The newest module, and arguably the most relevant, is the Risk Manager Component, which is designed to help IT managers determine the level of risk presented by IT Infrastructures. Risk Manager uses a process-based approach, where administrators use Risk Manager to define an asset and then are able to use the associated tools to visualize the risk. In other words, Risk Manager audits and documents the asset to provide actionable information to reduce risk.
Administrators are able to set triggers, such as "risk thresholds," which can function as alerts for notification purposes. Those alerts can quickly inform administrators when an asset's security is in jeopardy. Risk Manager also provides remediation recommendations and assists administrators in prioritizing remediation tasks.
CCS uses a browser-based GUI, which proves easy-to-use, especially when working with the product's customizable dashboards. Dashboards support drill-down capabilities, which allow administrators to dive directly into concerns, without having to launch other management interfaces.
CCS relies heavily on Microsoft Management styles, making the dashboards and associated menus instantly familiar to Microsoft shops. That helps reduce the learning curve and deliver a unified experience across various management utilities commonly deployed on Windows servers.
The real power of CCS comes from the assessment process, where the suite is used to discover critical vulnerabilities and vet procedures and then report back on the findings. CCS gathers data in a number of ways, using both agent-based and agentless clients to query systems. What's more, CCS can leverage other security products installed in the enterprise by importing data. Data can be imported using ODBC, WEB APIs and flat file formats.
Much of the product's capabilities are based on administrator-defined policies. Administrators can create those policies using included templates and customize those policies to meet specific needs. Symantec bundles in as many as 150 mandates, best practices, regulations and other elements that help make policy creation a straightforward process.
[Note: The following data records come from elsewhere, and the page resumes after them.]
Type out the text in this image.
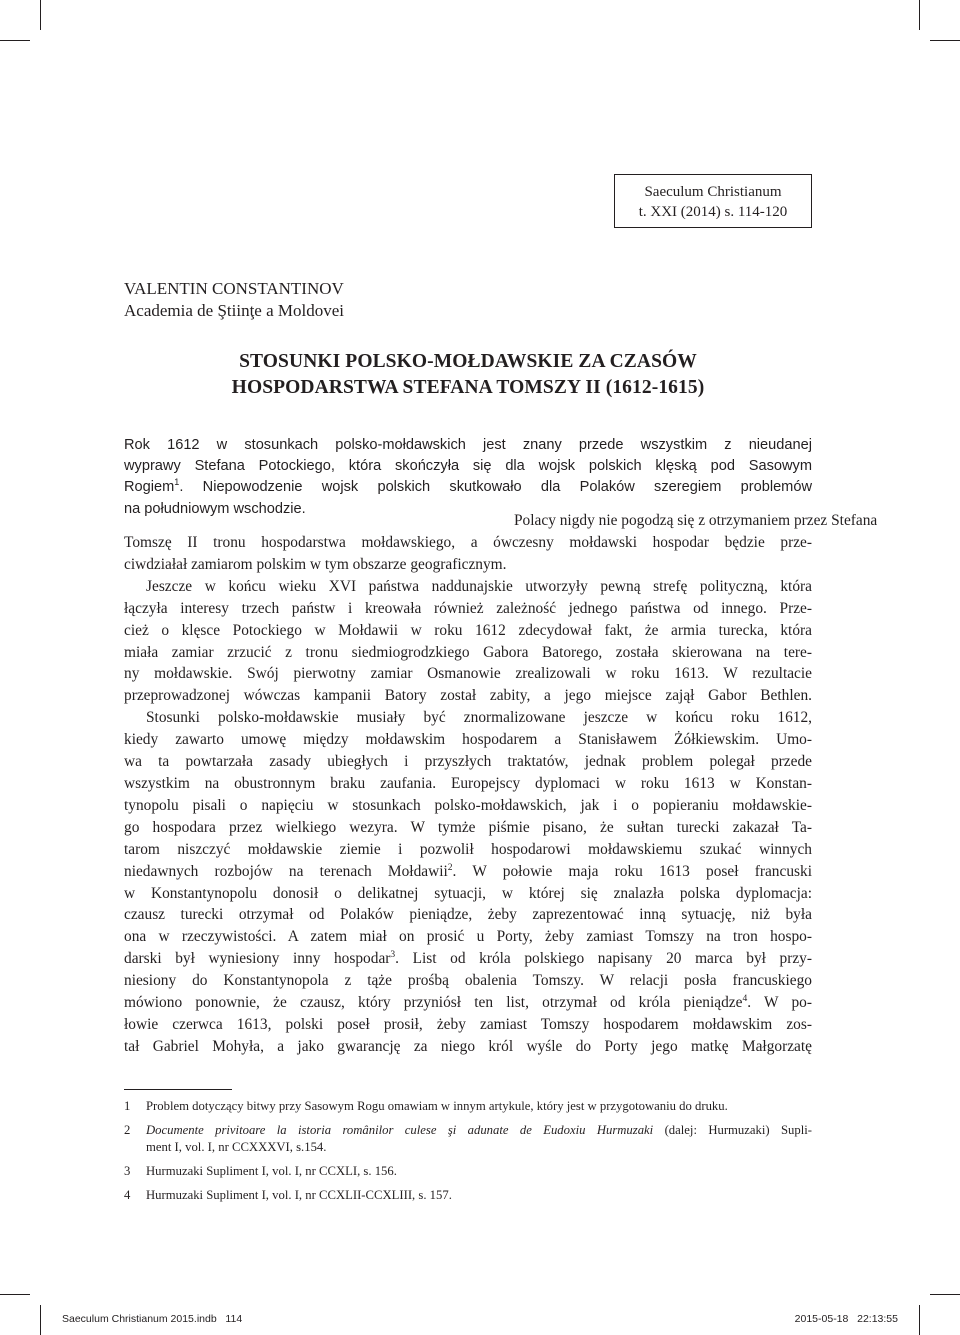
Saeculum Christianum
t. XXI (2014) s. 114-120
VALENTIN CONSTANTINOV
Academia de Ştiinţe a Moldovei
STOSUNKI POLSKO-MOŁDAWSKIE ZA CZASÓW
HOSPODARSTWA STEFANA TOMSZY II (1612-1615)
Rok 1612 w stosunkach polsko-mołdawskich jest znany przede wszystkim z nieudanej
wyprawy Stefana Potockiego, która skończyła się dla wojsk polskich klęską pod Sasowym
Rogiem$^1$. Niepowodzenie wojsk polskich skutkowało dla Polaków szeregiem problemów
na południowym wschodzie.
Polacy nigdy nie pogodzą się z otrzymaniem przez Stefana
Tomszę II tronu hospodarstwa mołdawskiego, a ówczesny mołdawski hospodar będzie prze-
ciwdziałał zamiarom polskim w tym obszarze geograficznym.
Jeszcze w końcu wieku XVI państwa naddunajskie utworzyły pewną strefę polityczną, która
łączyła interesy trzech państw i kreowała również zależność jednego państwa od innego. Prze-
cież o klęsce Potockiego w Mołdawii w roku 1612 zdecydował fakt, że armia turecka, która
miała zamiar zrzucić z tronu siedmiogrodzkiego Gabora Batorego, została skierowana na tere-
ny mołdawskie. Swój pierwotny zamiar Osmanowie zrealizowali w roku 1613. W rezultacie
przeprowadzonej wówczas kampanii Batory został zabity, a jego miejsce zajął Gabor Bethlen.
Stosunki polsko-mołdawskie musiały być znormalizowane jeszcze w końcu roku 1612,
kiedy zawarto umowę między mołdawskim hospodarem a Stanisławem Żółkiewskim. Umo-
wa ta powtarzała zasady ubiegłych i przyszłych traktatów, jednak problem polegał przede
wszystkim na obustronnym braku zaufania. Europejscy dyplomaci w roku 1613 w Konstan-
tynopolu pisali o napięciu w stosunkach polsko-mołdawskich, jak i o popieraniu mołdawskie-
go hospodara przez wielkiego wezyra. W tymże piśmie pisano, że sułtan turecki zakazał Ta-
tarom niszczyć mołdawskie ziemie i pozwolił hospodarowi mołdawskiemu szukać winnych
niedawnych rozbojów na terenach Mołdawii$^2$. W połowie maja roku 1613 poseł francuski
w Konstantynopolu donosił o delikatnej sytuacji, w której się znalazła polska dyplomacja:
czausz turecki otrzymał od Polaków pieniądze, żeby zaprezentować inną sytuację, niż była
ona w rzeczywistości. A zatem miał on prosić u Porty, żeby zamiast Tomszy na tron hospo-
darski był wyniesiony inny hospodar$^3$. List od króla polskiego napisany 20 marca był przy-
niesiony do Konstantynopola z tąże prośbą obalenia Tomszy. W relacji posła francuskiego
mówiono ponownie, że czausz, który przyniósł ten list, otrzymał od króla pieniądze$^4$. W po-
łowie czerwca 1613, polski poseł prosił, żeby zamiast Tomszy hospodarem mołdawskim zos-
tał Gabriel Mohyła, a jako gwarancję za niego król wyśle do Porty jego matkę Małgorzatę
1 Problem dotyczący bitwy przy Sasowym Rogu omawiam w innym artykule, który jest w przygotowaniu do druku.
2 Documente privitoare la istoria românilor culese şi adunate de Eudoxiu Hurmuzaki (dalej: Hurmuzaki) Supli-
ment I, vol. I, nr CCXXXVI, s.154.
3 Hurmuzaki Supliment I, vol. I, nr CCXLI, s. 156.
4 Hurmuzaki Supliment I, vol. I, nr CCXLII-CCXLIII, s. 157.
Saeculum Christianum 2015.indb   114	2015-05-18   22:13:55
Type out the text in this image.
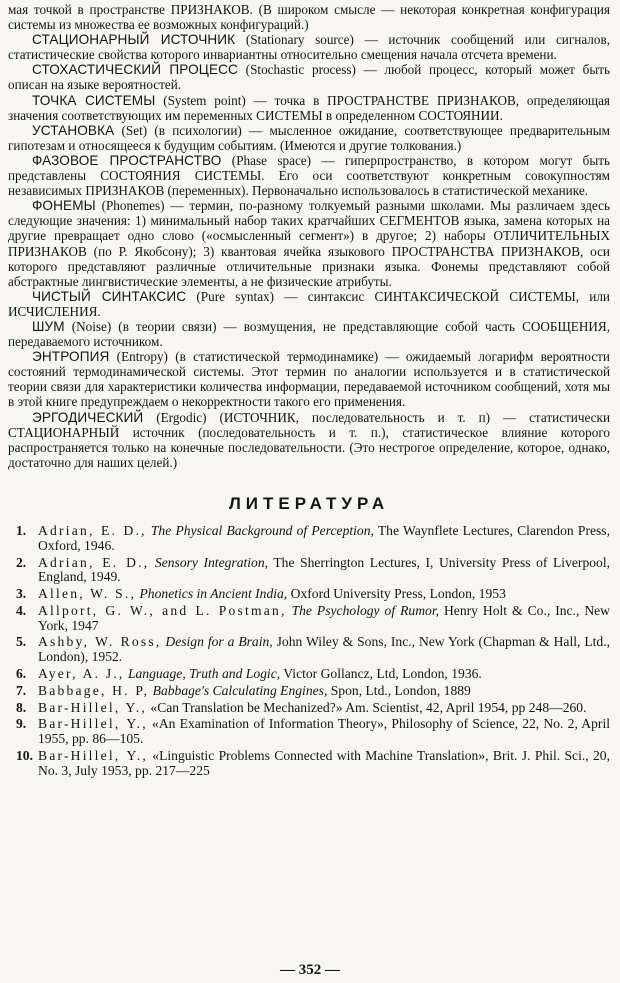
мая точкой в пространстве ПРИЗНАКОВ. (В широком смысле — некоторая конкретная конфигурация системы из множества ее возможных конфигураций.)

СТАЦИОНАРНЫЙ ИСТОЧНИК (Stationary source) — источник сообщений или сигналов, статистические свойства которого инвариантны относительно смещения начала отсчета времени.

СТОХАСТИЧЕСКИЙ ПРОЦЕСС (Stochastic process) — любой процесс, который может быть описан на языке вероятностей.

ТОЧКА СИСТЕМЫ (System point) — точка в ПРОСТРАНСТВЕ ПРИЗНАКОВ, определяющая значения соответствующих им переменных СИСТЕМЫ в определенном СОСТОЯНИИ.

УСТАНОВКА (Set) (в психологии) — мысленное ожидание, соответствующее предварительным гипотезам и относящееся к будущим событиям. (Имеются и другие толкования.)

ФАЗОВОЕ ПРОСТРАНСТВО (Phase space) — гиперпространство, в котором могут быть представлены СОСТОЯНИЯ СИСТЕМЫ. Его оси соответствуют конкретным совокупностям независимых ПРИЗНАКОВ (переменных). Первоначально использовалось в статистической механике.

ФОНЕМЫ (Phonemes) — термин, по-разному толкуемый разными школами. Мы различаем здесь следующие значения: 1) минимальный набор таких кратчайших СЕГМЕНТОВ языка, замена которых на другие превращает одно слово («осмысленный сегмент») в другое; 2) наборы ОТЛИЧИТЕЛЬНЫХ ПРИЗНАКОВ (по Р. Якобсону); 3) квантовая ячейка языкового ПРОСТРАНСТВА ПРИЗНАКОВ, оси которого представляют различные отличительные признаки языка. Фонемы представляют собой абстрактные лингвистические элементы, а не физические атрибуты.

ЧИСТЫЙ СИНТАКСИС (Pure syntax) — синтаксис СИНТАКСИЧЕСКОЙ СИСТЕМЫ, или ИСЧИСЛЕНИЯ.

ШУМ (Noise) (в теории связи) — возмущения, не представляющие собой часть СООБЩЕНИЯ, передаваемого источником.

ЭНТРОПИЯ (Entropy) (в статистической термодинамике) — ожидаемый логарифм вероятности состояний термодинамической системы. Этот термин по аналогии используется и в статистической теории связи для характеристики количества информации, передаваемой источником сообщений, хотя мы в этой книге предупреждаем о некорректности такого его применения.

ЭРГОДИЧЕСКИЙ (Ergodic) (ИСТОЧНИК, последовательность и т. п) — статистически СТАЦИОНАРНЫЙ источник (последовательность и т. п.), статистическое влияние которого распространяется только на конечные последовательности. (Это нестрогое определение, которое, однако, достаточно для наших целей.)

ЛИТЕРАТУРА
1. Adrian, E. D., The Physical Background of Perception, The Waynflete Lectures, Clarendon Press, Oxford, 1946.
2. Adrian, E. D., Sensory Integration, The Sherrington Lectures, I, University Press of Liverpool, England, 1949.
3. Allen, W. S., Phonetics in Ancient India, Oxford University Press, London, 1953
4. Allport, G. W., and L. Postman, The Psychology of Rumor, Henry Holt & Co., Inc., New York, 1947
5. Ashby, W. Ross, Design for a Brain, John Wiley & Sons, Inc., New York (Chapman & Hall, Ltd., London), 1952.
6. Ayer, A. J., Language, Truth and Logic, Victor Gollancz, Ltd, London, 1936.
7. Babbage, H. P, Babbage's Calculating Engines, Spon, Ltd., London, 1889
8. Bar-Hillel, Y., «Can Translation be Mechanized?» Am. Scientist, 42, April 1954, pp 248—260.
9. Bar-Hillel, Y., «An Examination of Information Theory», Philosophy of Science, 22, No. 2, April 1955, pp. 86—105.
10. Bar-Hillel, Y., «Linguistic Problems Connected with Machine Translation», Brit. J. Phil. Sci., 20, No. 3, July 1953, pp. 217—225
— 352 —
Those policies are mapped to Risk Manager's controls, which gives administrators detailed support for remediation actions, which are used to solve noncompliance issues and reduce risk. CCS includes an integrated workflow tool that can be used to assign remediation tasks. However, most enterprises already leverage third-party ticketing systems, limiting the viability of the product's integrated workflow. Yet, that should not present a problem for most users; CCS can integrate with third-party ticketing systems, bringing unified task management into the picture.